LONDON: Former senior US political and national security figures have reiterated their support for an exiled Iranian opposition group, following a court verdict that found an Iranian diplomat guilty of plotting a terrorist attack against it.
They did so just hours after Assadollah Assadi — who tried to bomb a rally organized by the National Council of Resistance of Iran (NCRI) in Paris in 2018 — was sentenced to 20 years in jail by a Belgian court.
Tom Ridge, former US secretary of state for homeland security, urged governments worldwide to back the NCRI, which he regards as Iran’s government in waiting.

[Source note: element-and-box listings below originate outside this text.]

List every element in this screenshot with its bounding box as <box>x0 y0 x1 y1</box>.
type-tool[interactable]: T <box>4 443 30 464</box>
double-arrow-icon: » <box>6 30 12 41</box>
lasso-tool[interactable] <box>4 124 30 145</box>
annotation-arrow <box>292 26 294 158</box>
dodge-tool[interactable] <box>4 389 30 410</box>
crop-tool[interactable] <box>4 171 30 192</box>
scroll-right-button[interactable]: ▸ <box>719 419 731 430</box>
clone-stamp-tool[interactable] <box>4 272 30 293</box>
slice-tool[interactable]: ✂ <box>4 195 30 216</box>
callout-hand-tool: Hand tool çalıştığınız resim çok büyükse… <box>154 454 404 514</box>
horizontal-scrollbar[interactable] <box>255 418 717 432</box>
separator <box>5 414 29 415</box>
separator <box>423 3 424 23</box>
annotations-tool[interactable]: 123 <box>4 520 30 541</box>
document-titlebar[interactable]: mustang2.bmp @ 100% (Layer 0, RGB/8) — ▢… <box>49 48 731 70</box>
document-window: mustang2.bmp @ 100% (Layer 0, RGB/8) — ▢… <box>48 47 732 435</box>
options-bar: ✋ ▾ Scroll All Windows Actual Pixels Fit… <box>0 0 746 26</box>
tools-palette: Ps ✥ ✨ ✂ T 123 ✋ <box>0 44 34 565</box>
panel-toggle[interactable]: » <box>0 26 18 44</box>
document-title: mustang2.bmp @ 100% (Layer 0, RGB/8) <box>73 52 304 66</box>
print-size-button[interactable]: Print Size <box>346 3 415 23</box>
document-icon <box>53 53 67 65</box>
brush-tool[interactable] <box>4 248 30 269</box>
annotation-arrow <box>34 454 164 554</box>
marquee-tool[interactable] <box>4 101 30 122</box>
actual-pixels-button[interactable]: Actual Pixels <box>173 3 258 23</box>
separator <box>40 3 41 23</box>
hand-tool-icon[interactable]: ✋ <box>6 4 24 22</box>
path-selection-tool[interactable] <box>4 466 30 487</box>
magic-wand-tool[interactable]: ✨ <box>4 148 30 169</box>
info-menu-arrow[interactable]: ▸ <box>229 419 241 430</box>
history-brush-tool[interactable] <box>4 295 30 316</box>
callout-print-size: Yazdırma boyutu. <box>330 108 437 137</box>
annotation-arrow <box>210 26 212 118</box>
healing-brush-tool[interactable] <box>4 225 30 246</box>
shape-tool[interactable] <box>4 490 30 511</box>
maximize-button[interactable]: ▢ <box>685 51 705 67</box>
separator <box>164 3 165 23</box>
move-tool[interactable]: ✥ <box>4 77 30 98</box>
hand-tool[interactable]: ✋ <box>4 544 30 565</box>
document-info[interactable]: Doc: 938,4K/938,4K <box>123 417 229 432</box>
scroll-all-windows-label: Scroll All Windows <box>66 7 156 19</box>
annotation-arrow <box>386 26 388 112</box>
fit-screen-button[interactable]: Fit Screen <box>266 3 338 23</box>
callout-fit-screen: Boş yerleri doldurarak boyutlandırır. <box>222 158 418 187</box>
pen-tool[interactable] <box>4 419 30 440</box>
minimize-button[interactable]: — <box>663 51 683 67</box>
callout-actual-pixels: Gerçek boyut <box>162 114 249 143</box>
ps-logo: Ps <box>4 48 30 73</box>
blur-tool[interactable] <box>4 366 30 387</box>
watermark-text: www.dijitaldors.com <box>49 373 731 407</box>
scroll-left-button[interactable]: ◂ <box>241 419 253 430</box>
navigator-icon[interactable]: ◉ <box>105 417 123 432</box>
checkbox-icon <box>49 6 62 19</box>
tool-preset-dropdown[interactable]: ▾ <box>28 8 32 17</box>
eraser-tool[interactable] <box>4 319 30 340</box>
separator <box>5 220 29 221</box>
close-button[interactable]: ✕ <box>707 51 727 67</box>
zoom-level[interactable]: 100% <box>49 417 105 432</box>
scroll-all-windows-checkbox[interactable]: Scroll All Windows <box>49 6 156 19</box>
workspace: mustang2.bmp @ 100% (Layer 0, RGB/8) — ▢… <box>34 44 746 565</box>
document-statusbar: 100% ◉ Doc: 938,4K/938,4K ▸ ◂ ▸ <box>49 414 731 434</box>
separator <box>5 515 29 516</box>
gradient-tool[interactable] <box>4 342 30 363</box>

Speaking at an event hosted by the NCRI and attended by Arab News, he said: “The NCRI is an immediate threat to the repressive Iranian regime. It’s the largest, best organized and most popular democratic alternative to the regime, and over the years its advocacy for a peaceful, tolerant, democratic and non-nuclear Iran has attracted greater and greater internal support from the people of Iran, and greater international support.”
This support, Ridge added, was evidenced by the tens of thousands of people — including senior diplomats and politicians — who attended the 2018 rally targeted by Assadi.
The NCRI “reflects the Iranian people’s hopes for freedom,” Ridge said. “Countries and their leaders should align themselves with the hopes of Iranian people for freedom — I’d call on them to recognize publicly the NCRI as the alternative to the existing regime.”
Col. Wesley Martin, who served alongside members of the NCRI’s sister organization, the People’s Mujahedin of Iran (MEK), while on anti-terrorism deployment to Iraq, said: “The failed 2018 attack was as much an attack on the freedoms of speech, worship, from want and from fear, as it was on the rally’s participants in Paris.”
He added: “The failed bombing once again emphasized Iran’s ruling extremists’ fear of the NCRI and MEK.”
These two groups, he said, continue to be the most significant threat to the regime in Tehran. When it feels threatened by the MEK or NCRI, Martin added, it resorts to oppression of Iranians within the country and terrorist attacks abroad — as the failed 2018 bomb plot showed.
Patrick Kennedy, a former member of the US House of Representatives, also joined the livestreamed event to celebrate Assadi’s conviction and voice his support for the NCRI.
“We’ve always known Iran to be behind numerous acts of terrorism, but today the evidence is overwhelming — today, the Iranian regime was caught red-handed,” he said.
Because of the hard evidence provided by Assadi’s guilty verdict, governments that still host Iranian embassies should “clean house” by ensuring all terrorist elements are removed, or shut them down, Kennedy added..
He, like Ridge and Martin, threw his support behind the NCRI, seeing it as the most legitimate Iranian opposition group, in no small part because of its capacity to threaten the regime’s legitimacy at home and abroad.
“We know that (the regime) saw an existential threat in … the MEK and the NCRI, because that’s who it was targeting,” Kennedy said.
The guilty verdict, he added, is as much an indictment of the regime as it is of Assadi and his three accomplices, and shows that “it’s time to support the NCRI as a legitimate opposition to the Islamic Republic.”
He said: “We must also call Iran what it is: A terrorist state that terrorizes not only Iranians but the people of the world.”